Something that's interesting to think about is the way that people will delay doing something that they don't want to. I don't think animals do this. I don't know if that's because they aren't sophisticated enough to dislike and reject instincts, or because they are sophisticated enough to just do things instead of putting them off. In any event, among the worst habits of humans is to let an issue get worse and worse because we can't handle the momentary discomfort of dealing with it. It ranges from the minor problems faced by so-called "every-day people", such as doing the dishes, to those which lay before world bodies, such as our domestic issue of immigration or the world's problem of climate change. Be it a slob like me in my apartment, or the allegedly august and wise US Senate on Capitol Hill, this is how we are.
Why is that? How do we endure the consequences unchanged? What do we do about it? This is one of those things I've thought long and hard about, determined to come up with an answer. For all of the thought I've given it, I must admit that I just don't know the answer. It's truly an inscrutable mystery of the universe that someone like me would think that the unpleasantness of taking care of the food situation at home will be somehow improved and not worsened for lack of effort on my part. It's utterly irrational to spend more money eating fast food meals because "it's easy", when less money and a single trip will secure me for much longer. It makes no sense to delay asking a girl out for fear of rejection when the certain pain of inaction so outweighs the potentially unfavorable outcome of action.
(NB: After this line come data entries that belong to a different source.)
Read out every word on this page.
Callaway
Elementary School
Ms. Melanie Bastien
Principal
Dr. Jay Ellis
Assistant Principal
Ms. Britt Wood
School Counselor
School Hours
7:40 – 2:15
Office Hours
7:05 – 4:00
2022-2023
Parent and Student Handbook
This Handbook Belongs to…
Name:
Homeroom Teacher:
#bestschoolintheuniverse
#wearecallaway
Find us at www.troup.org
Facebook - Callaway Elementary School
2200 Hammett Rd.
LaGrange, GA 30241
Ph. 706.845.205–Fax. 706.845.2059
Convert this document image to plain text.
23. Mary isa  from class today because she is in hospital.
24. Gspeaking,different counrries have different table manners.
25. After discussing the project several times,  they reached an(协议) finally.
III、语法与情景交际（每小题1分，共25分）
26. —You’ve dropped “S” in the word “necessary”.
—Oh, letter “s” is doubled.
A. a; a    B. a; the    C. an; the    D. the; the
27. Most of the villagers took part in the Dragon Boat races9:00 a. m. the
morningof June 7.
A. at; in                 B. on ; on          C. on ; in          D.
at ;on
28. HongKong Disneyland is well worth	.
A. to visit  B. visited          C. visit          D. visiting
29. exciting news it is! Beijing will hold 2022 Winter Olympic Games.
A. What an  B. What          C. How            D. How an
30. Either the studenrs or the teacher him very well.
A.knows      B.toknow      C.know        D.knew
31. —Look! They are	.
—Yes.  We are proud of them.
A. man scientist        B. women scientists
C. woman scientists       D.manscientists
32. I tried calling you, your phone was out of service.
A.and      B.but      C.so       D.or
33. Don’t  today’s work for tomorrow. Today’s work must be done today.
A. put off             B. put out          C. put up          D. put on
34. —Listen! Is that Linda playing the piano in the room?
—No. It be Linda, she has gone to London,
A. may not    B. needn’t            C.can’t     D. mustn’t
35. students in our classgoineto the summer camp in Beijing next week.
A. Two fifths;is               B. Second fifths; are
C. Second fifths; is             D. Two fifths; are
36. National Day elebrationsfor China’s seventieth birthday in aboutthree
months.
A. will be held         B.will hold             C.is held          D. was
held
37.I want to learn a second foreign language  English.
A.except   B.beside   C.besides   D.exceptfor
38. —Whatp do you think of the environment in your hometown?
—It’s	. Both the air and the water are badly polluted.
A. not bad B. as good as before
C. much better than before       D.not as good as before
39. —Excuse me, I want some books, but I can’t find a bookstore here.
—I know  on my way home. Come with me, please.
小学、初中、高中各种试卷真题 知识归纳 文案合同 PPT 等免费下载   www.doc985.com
Actually, I shouldn't say that the exercise of writing sheds no light on the subject of procrastination. Some thoughts do come to mind. The common thread seems to be some ancient, lizard-brained idea of protecting oneself from pain. Unfortunately, the kind of protection that affords is like that which an irredeemable agoraphobic enjoys. Sure, the outside world will never hurt them, but at the cost of knowing nothing better than the horrible confines and limited possibilities of the home. One must reject the notion that pain and unpleasantness can be avoided. The cost of life is that much of it will hurt somehow, and all one can do is minimize it- first by doing things when their cost is least and benefits are most.
How that is done I don't know. I'm worse about this than almost anyone. The publishing of this very post was itself delayed in favor of putting up others. The fix for procrastinating seems to be that at long last, you just do it. It's as inexplicable as watching a corn kernel finally pop, or the axiom that momentum is something you have until you don't have it anymore. What on earth took so long? It was the same as all the other kernels, and subjected to the same forces! God willing, we will all find the fortitude and will to finally be better than the corn kernel- then perhaps will we reach our potential once and for all.